When PC games finally reached the masses, thanks largely to Windows 95, techies were already masters of “Doom,” “Quake,” “Counterstrike,” and “World of Warcraft.” (Let the jocks play “Madden NFL” — why throw a football for a touchdown when you can toss a flash grenade through a window and storm the door for a beat-down?)

Today, Jones figures more than half of all hard-core PC gamers work in tech.

Jerald Block, a psychiatrist specializing in the gamer lifestyle, agrees: “There’s a large overlay between people who game and people who chose technology for work,” he says, adding, “Some people can read people, others can understand … a computer.”

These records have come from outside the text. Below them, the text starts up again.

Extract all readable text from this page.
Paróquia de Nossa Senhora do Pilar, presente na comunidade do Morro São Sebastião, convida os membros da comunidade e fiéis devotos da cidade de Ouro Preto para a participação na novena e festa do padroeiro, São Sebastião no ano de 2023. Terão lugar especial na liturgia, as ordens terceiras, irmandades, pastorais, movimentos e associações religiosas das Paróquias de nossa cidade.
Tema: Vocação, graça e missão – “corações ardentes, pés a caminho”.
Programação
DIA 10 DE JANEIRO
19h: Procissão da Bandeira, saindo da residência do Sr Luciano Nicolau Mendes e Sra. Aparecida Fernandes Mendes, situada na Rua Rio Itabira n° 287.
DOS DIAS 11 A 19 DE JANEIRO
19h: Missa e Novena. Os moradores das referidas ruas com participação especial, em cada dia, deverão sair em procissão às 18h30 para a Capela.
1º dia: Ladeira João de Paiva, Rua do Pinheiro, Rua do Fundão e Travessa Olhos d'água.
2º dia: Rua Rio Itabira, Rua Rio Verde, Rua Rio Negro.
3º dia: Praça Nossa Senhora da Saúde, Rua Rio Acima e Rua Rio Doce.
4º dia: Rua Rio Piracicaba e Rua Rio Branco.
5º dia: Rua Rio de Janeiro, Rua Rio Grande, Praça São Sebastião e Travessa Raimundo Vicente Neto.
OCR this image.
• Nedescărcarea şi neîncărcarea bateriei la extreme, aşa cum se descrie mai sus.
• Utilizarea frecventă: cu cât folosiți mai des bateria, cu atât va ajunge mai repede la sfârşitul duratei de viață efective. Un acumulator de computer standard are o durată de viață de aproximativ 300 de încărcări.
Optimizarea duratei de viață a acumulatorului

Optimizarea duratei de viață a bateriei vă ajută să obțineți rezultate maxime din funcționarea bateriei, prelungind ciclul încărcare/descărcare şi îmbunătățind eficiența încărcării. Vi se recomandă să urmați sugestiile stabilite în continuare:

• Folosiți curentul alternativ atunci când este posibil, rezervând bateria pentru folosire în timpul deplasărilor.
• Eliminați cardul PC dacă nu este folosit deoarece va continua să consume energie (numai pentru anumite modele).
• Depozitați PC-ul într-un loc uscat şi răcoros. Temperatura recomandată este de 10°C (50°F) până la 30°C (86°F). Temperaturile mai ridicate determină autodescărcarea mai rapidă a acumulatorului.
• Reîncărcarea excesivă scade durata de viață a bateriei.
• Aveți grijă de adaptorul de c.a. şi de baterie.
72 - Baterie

Stupid users are lost in the virtual world

The single experience nearly every tech worker shares is that, at some point in their career, they’ve had to deal with stupid users, more stupid users, and even more stupid users. These users rarely respect the unsung tech worker — and PC games can provide an opportunity for a little payback.

Let’s face it: There’s a tinge of happiness when one of these smug users creeps around the corner and right into your sniper crosshairs. It’s your “Call of Duty” to put the poor sap out of his misery. Even better, the next day you can chuckle at him in the cafeteria line.

Indeed, users should thank techies for creating an industry of sophisticated games. When users look at a game screen, they probably wouldn’t notice poorly overlapping 3-D images if a Hammer of Judgment hit them over the head.

But best-selling games such as “Fallout 3” don’t have shoddy graphics rendering or crude artificial intelligence because “top game developers know their work will be scrutinized by trained eyes,” explains Jones. “You can’t fool them.”

Solving problems with bloody execution

Many tech workers are fervent problem solvers. Some are strategic, some tactical. Some solve problems through reverse engineering, others by invention, and a few by sheer luck. PC games play smartly into the many aspects of this problem-solving passion.

In “Civilization IV: Beyond the Sword,” a player spends days, weeks, or maybe months shaping a civilization from the beginning of time to the modern era.

The goal is to emerge as the leader, and there’s not just one solution or path to success. “It’s the ultimate problem-solving experience,” Jones says, “and epitomizes the mind frame of the tech worker.”

Of course, many tech workers don’t have weeks or even hours to solve a problem. That’s where “StarCraft” comes in. In this game, you’re a military leader of an alien species. The game calls for quick thinking and some serious team management during short missions.

“StarCraft” perhaps best mirrors the challenges and successes of life in IT. “‘StarCraft’ is firefighting,” says Jones.

“Things are crumbling, and you have to figure out how to fix it in 25 minutes. It’s the nature of IT work.” (FYI, “StarCraft II” is planned for release next year.)